The ACC had all that. And so much more. After the visiting Canadiens did their fancy-schmancy skating in the dank, smokey arena on Causeway Street, they slunk back across the Quebec border, and there were no fans of Les Habitants in Greater Boston.

But in North Carolina, the rival tribes of the ACC lived, worked and despised each other in close quarters.

If you were an N.C. State fan, you knew why you disliked all things Chapel Hill, a dislike reinforced by the neighbor’s Carolina blue flag or a colleague’s snark. UNC fans knew why they didn’t like Duke. Heck, everyone knew why they didn’t like Duke. And Duke students reciprocated by raising organized obnoxiousness to an art form.

And on a regular schedule we would hear intense whining from Maryland that it could never catch a break on Tobacco Road. And nearly 20 years on people still talked about Rick Barnes of Clemson getting into it with Tar Heel legend Dean Smith.

But the ACC of today, I don’t know it. Boston College? I grew up a 15-minute drive from the campus. The BC games that I remember as a kid involved an intense Jesuit school rivalry with Holy Cross, which was an hour to the west down Route 9. But BC in the Atlantic Coast Conference? Tobacco Road reaching all the way to Beacon Street? That never occured to me.

Notre Dame? Pitt? Syracuse? Those brands do nothing for me. No reaction. Pitt is where, in Pennsylvania? You may as well ask how I am disposed towards the Calgary Stampeders of the Canadian Football League. I can take them or leave them.
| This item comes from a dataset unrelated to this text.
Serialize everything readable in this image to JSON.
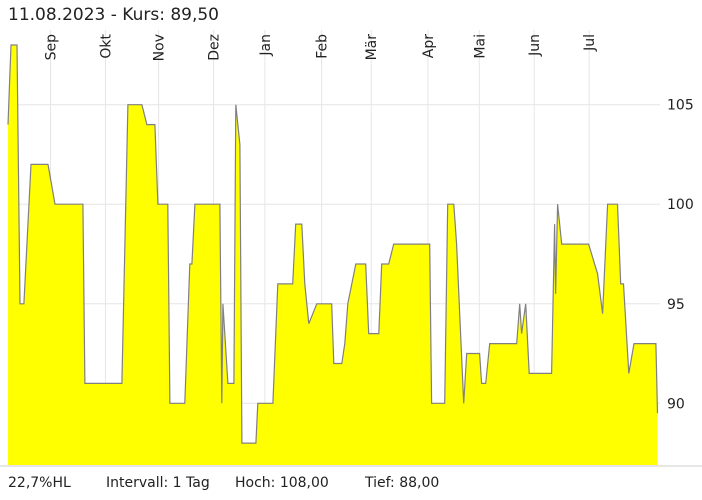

But it gets worse. In July, the University of Louisville joins the ACC. Hoo, boy, get ready to rumble. Talk about rivalry games. There will be literally tens of students camped out in Krzyzewskiville.

I once watched a minor league baseball game in the Louisville stadium. It was pleasant. Beer was overpriced. That exhausts everything I know about the University of Louisville.

Face it. They have torn down the original ACC. It started when the guys at ACC Central in Greensboro made some of us pretend like we cared about Georgia Tech. Which most of us didn’t, but anyway. . . .

So they figured, hey, if they’ll go for Georgia Tech, how about Florida State, Miami and Virginia Tech? And some of us pretended that wasn’t a big offense. But that led to where we are today. Worrying if Coach Boeheim can find a restaurant in Greensboro up to his Syracuse sensibilities.

What was is no more. What we have now is a very fancy, territorially ginormous, TV-rich replica called the Atlantic Coast Conference, but still just a replica of what we had, which was great.

 

March 16, 2014 at 2:35 am
Geoff Huff says:

Amen brother. I've been saying Swofford is a cancer to the ACC for years but now that he has killed the ACC it is too late. This conference is a pathetic joke now and corrupt leadership is to blame.

March 28, 2014 at 3:56 pm
Nate Swick says:

It's because of football. What has happened to the ACC has happened to every historic basketball conference. The Big 8, the Pac-10, the Big 10. All because football has to chase the almighty TV deal.

I never understood why basketball had to follow the football teams. Let the football programs realign into four NFL-lite mega-conferences if they want to and leave the regional rivalries that make college basketball so much fun alone.